This is a diagram illustrating the anatomy of a neuron. Review this section's solutions to find out more about the role of each part of a neuron.
The CNS is composed of two broad classes of cells: neurons and glia.
Neuron circuits are the functional basis of how we think, feel, remember, perceive and know. They are comprised of thousands of neurons sending and receiving signals. These neurons are not connected randomly. They selectively communicate with other neurons to form these circuits or networks.
There are two types of synapses that occur between two neurons in a neuron circuit:¹
- Excitatory Synapses are activated when a terminal button releases a transmitter substance that excites a post synaptic neuron on the other side of the synapse. This excitation makes it more likely the synaptic neuron will fire.
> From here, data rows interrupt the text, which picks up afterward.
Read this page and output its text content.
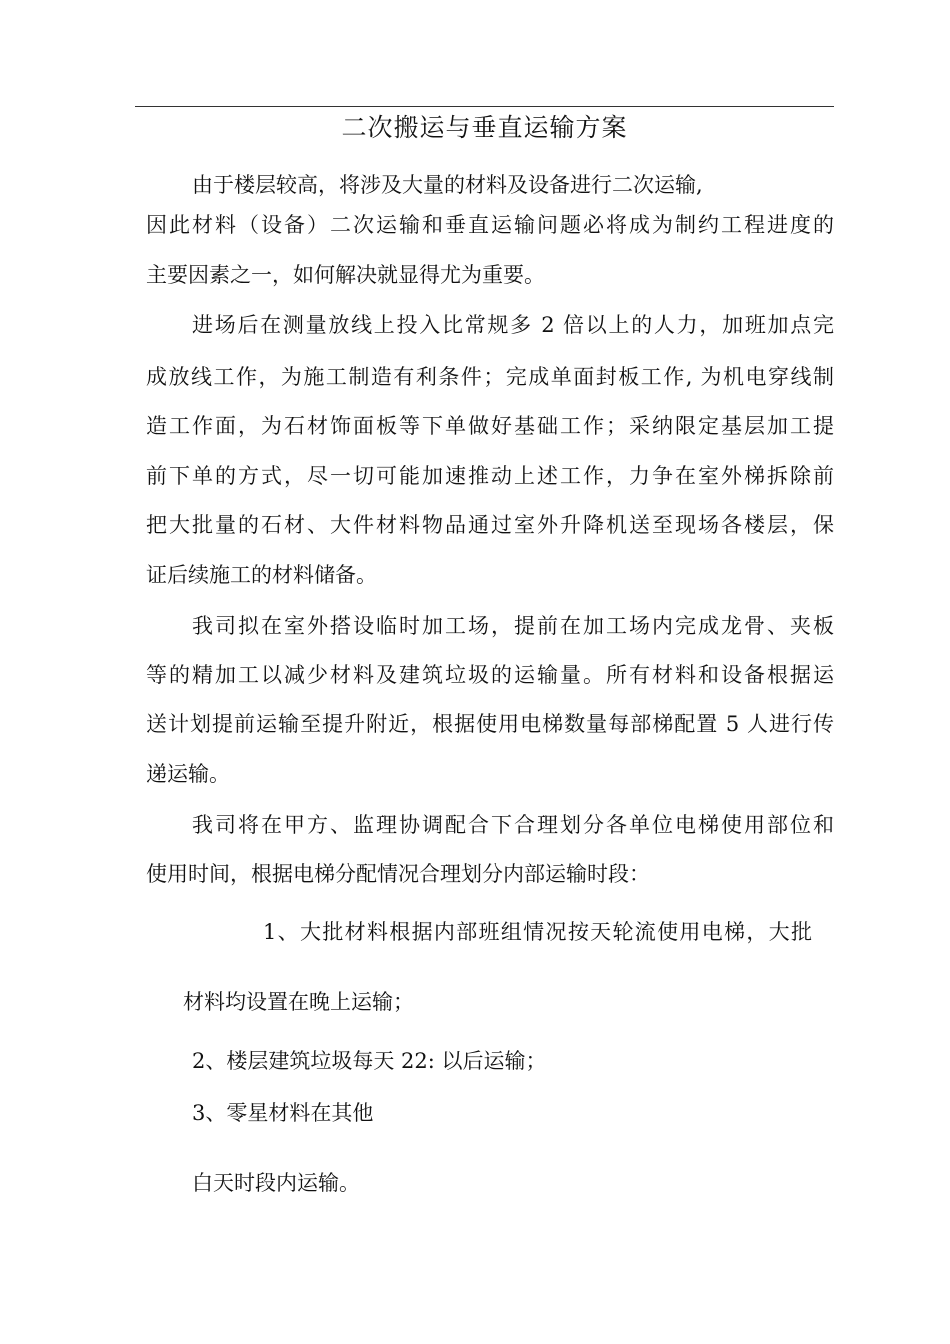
二次搬运与垂直运输方案
由于楼层较高，将涉及大量的材料及设备进行二次运输,
因此材料（设备）二次运输和垂直运输问题必将成为制约工程进度的
主要因素之一，如何解决就显得尤为重要。
进场后在测量放线上投入比常规多 2 倍以上的人力，加班加点完
成放线工作，为施工制造有利条件；完成单面封板工作, 为机电穿线制
造工作面，为石材饰面板等下单做好基础工作；采纳限定基层加工提
前下单的方式，尽一切可能加速推动上述工作，力争在室外梯拆除前
把大批量的石材、大件材料物品通过室外升降机送至现场各楼层，保
证后续施工的材料储备。
我司拟在室外搭设临时加工场，提前在加工场内完成龙骨、夹板
等的精加工以减少材料及建筑垃圾的运输量。所有材料和设备根据运
送计划提前运输至提升附近，根据使用电梯数量每部梯配置 5 人进行传
递运输。
我司将在甲方、监理协调配合下合理划分各单位电梯使用部位和
使用时间，根据电梯分配情况合理划分内部运输时段：
1、大批材料根据内部班组情况按天轮流使用电梯，大批
材料均设置在晚上运输；
2、楼层建筑垃圾每天 22: 以后运输；
3、零星材料在其他
白天时段内运输。
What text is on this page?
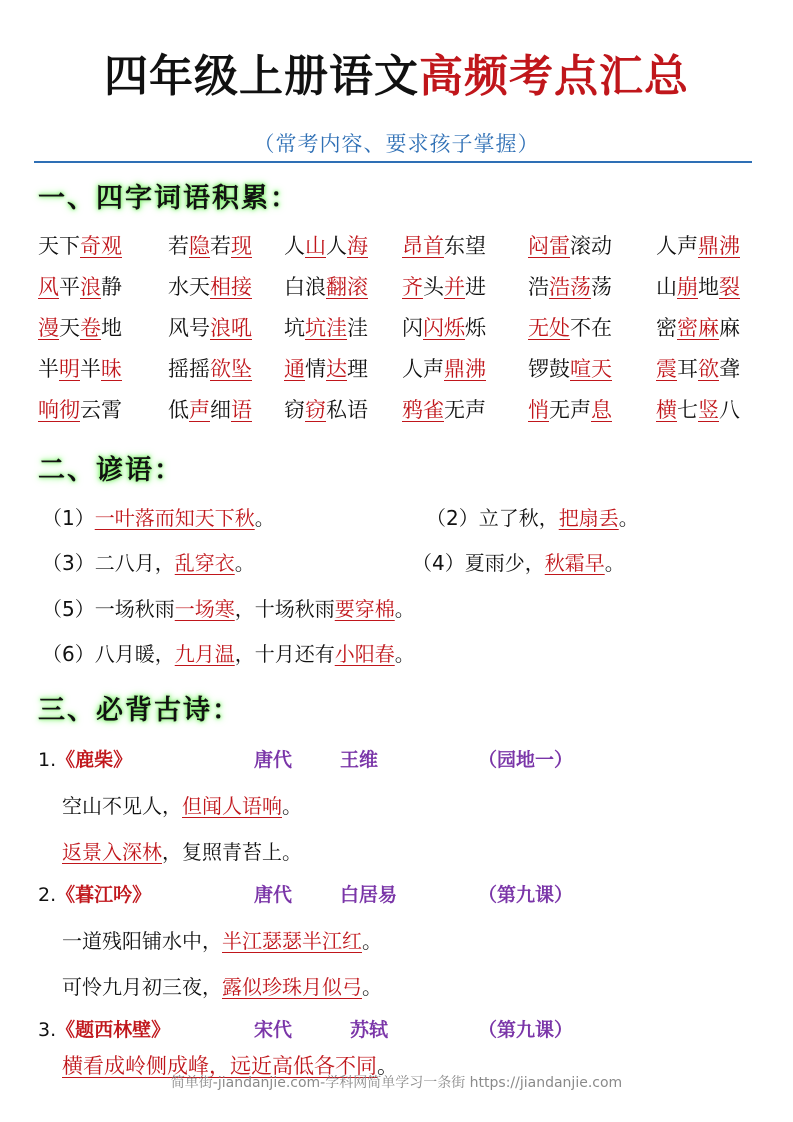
四年级上册语文高频考点汇总
（常考内容、要求孩子掌握）
一、四字词语积累：
天下奇观	若隐若现	人山人海	昂首东望	闷雷滚动	人声鼎沸
风平浪静	水天相接	白浪翻滚	齐头并进	浩浩荡荡	山崩地裂
漫天卷地	风号浪吼	坑坑洼洼	闪闪烁烁	无处不在	密密麻麻
半明半昧	摇摇欲坠	通情达理	人声鼎沸	锣鼓喧天	震耳欲聋
响彻云霄	低声细语	窃窃私语	鸦雀无声	悄无声息	横七竖八
二、谚语：
（1）一叶落而知天下秋。	（2）立了秋，把扇丢。
（3）二八月，乱穿衣。	（4）夏雨少，秋霜早。
（5）一场秋雨一场寒，十场秋雨要穿棉。
（6）八月暖，九月温，十月还有小阳春。
三、必背古诗：
1.《鹿柴》	唐代	王维	（园地一）
空山不见人，但闻人语响。
返景入深林，复照青苔上。
2.《暮江吟》	唐代	白居易	（第九课）
一道残阳铺水中，半江瑟瑟半江红。
可怜九月初三夜，露似珍珠月似弓。
3.《题西林壁》	宋代	苏轼	（第九课）
横看成岭侧成峰，远近高低各不同。
简单街-jiandanjie.com-学科网简单学习一条街 https://jiandanjie.com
- Inhibitory Synapses lower the likelihood that the axons of the postsynaptic neurons will fire when they are activated. This leads to an inhibitory action potential.
Neurons can be classified by function into three distinct groups:¹
- Sensory neurons aka afferent neurons detect information from the physical world and pass that information to the brain.
- Motor neurons aka efferent neurons direct muscles to relax or contract, producing movement. These are impulses carried away from the brain to the body.
- Interneurons are any neurons that are not sensory or motor. They link sensory and motor neurons and work to integrate and communicate information, rather than transmitting information from body to brain or vice versa.
Neurons are assisted in their tasks by the other type of cell found in the CNS: the glial cells. Glial cells provide support for neurons and supply them with some essential chemicals. This support includes helping guide developing neurons, manufacturing chemicals, absorbing negative chemicals and forming protective sheaths. They also serve as the brain’s immune system as protection for invading micro organisms.
Astrocytes are the most abundant and versatile neuroglia.